Ob es Luftfilter an Lüner Schulen geben wird ist aktuell eher fraglich. © picture alliance/dpa
Corona-Unterricht

Luftfilter an Schulen: Gebauer rät zum Förderantrag – Stadt Lünen zögert

Luftfilter an Schulen sollen im Winter für weniger Kälte und trotzdem gut gelüftete Räume sorgen. Das Land NRW fördert das sogar. Die Stadt Lünen greift trotzdem nicht direkt zu.

Corona und Winter. Bei den Erinnerungen daran klappern vielleicht dem ein oder anderem Schüler oder der ein oder anderen Schülerin noch die Zähne. Damit sich die Aerosole, die kleinen Luftpartikel, die das Corona-Virus weiterverbreiten nicht im ganzen Raum verteilen, galt das Credo: lüften, lüften, lüften.

Mit Pullover, Jacke, Schals und Mütze hätten die Kinder im Winter 2020 in der Schule gesessen und gefroren, berichtet Nicole Kleine, Elternpflegschaftsvorsitzende an der Käthe-Kollwitz-Gesamtschule in Lünen im Ausschuss für Bildung und Sport am Donnerstag, 10. Juni. Das kann Iris Lüken, Schulleiterin der Osterfeldschule, bestätigen: „Wir haben in der Kälte gesessen und die Kinder haben teilweise mit Handschuhen geschrieben“, erzählt sie.

Gebauer riet dazu, Fördersummen zu beantragen

Kleine ist in die Sitzung gekommen, um ein Anliegen vorzutragen, auf das Bildungsministerin Yvonne Gebauer sie gebracht hat. Zum Hintergrund: Unter dem Namen „Corona lesson learned?! Eltern hoffen auf ein schlüssiges Gesamtpaket“ hatte die Landeselternkonferenz NRW im April zu einem digitalen Schlagabtausch mit der NRW-Schulministerin geladen. Daran hatten auch viele Eltern aus Lünen teilgenommen.

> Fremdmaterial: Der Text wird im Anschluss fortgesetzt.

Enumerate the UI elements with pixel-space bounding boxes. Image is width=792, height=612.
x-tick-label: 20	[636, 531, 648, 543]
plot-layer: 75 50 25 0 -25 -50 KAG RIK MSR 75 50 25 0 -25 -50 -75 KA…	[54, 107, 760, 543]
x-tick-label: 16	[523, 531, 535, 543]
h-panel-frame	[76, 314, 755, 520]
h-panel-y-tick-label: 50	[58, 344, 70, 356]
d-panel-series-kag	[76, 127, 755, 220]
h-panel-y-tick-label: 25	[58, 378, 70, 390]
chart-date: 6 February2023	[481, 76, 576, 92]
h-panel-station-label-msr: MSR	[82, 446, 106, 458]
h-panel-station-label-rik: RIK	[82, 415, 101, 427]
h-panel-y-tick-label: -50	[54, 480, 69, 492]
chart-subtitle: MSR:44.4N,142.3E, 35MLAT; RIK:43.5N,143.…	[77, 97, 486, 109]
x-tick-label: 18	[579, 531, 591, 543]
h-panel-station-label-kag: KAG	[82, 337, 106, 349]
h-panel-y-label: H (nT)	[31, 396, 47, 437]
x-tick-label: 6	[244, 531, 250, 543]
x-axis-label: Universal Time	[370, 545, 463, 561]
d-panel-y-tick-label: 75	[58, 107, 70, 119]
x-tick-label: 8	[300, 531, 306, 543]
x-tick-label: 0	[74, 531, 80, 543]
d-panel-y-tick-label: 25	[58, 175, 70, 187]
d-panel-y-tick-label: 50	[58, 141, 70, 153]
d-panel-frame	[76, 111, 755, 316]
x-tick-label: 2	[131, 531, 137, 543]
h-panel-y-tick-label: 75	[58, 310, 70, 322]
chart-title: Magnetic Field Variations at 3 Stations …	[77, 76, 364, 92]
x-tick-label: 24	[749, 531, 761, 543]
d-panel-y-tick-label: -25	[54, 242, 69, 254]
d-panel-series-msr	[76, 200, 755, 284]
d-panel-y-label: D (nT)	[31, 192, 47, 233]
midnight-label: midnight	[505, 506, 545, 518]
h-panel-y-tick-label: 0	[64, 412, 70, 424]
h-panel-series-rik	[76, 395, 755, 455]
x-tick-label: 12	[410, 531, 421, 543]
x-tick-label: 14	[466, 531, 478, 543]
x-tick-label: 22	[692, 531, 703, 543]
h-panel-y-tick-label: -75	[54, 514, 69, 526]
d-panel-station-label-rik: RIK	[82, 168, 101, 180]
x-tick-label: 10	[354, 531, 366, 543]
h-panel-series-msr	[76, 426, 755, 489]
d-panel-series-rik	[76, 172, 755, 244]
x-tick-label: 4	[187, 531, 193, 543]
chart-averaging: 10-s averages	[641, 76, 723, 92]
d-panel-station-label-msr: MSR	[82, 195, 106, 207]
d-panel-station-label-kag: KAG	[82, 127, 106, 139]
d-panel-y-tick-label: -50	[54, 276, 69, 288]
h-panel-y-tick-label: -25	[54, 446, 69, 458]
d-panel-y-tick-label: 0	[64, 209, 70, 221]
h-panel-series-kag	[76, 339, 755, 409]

Bei dem Gespräch hatte Gebauer auf ein Programm zur Förderung von Luftfiltern für Schulen verwiesen und dabei konkret erklärt, Eltern sollten die Städte gezielt darauf hinweisen, erzählt Kleine. Für das Programm hatte der Landtag Finanzmittel in Höhe von 50 Millionen Euro freigegeben. Davon seien auch nach wie vor 30 Millionen verfügbar hatte die Landesregierung der Nachrichtenagentur dpa noch im März diesen Jahres gesagt. Wie viele Fördergelder inzwischen noch abrufbar sind, ist unklar. Gefördert werden, so sagte es die Landesregierung, bis zu 100 Prozent der Maßnahme. Es gibt jedoch eine Grenze von 4000 Euro je Luftfiltergerät.

Verwaltung entschied sich gegen Luftfilter

Das Thema Luftfiltergeräte ist für die Lüner Verwaltung kein neues, wie Jürgen Grundmann von der Stadtverwaltung in der Sitzung erläutert. Die ZGL habe die Thematik geprüft, sei aber zu dem Ergebnis gekommen, dass das Lüftungsverhalten an den Schulen in Ordnung gewesen sei. „Außerdem gibt es auch Bedenken, wie gut die Luftfilter sind“, sagt Grundmann. Das Fazit der Verwaltung: „Wir haben davon Abstand genommen“, sagt Grundmann.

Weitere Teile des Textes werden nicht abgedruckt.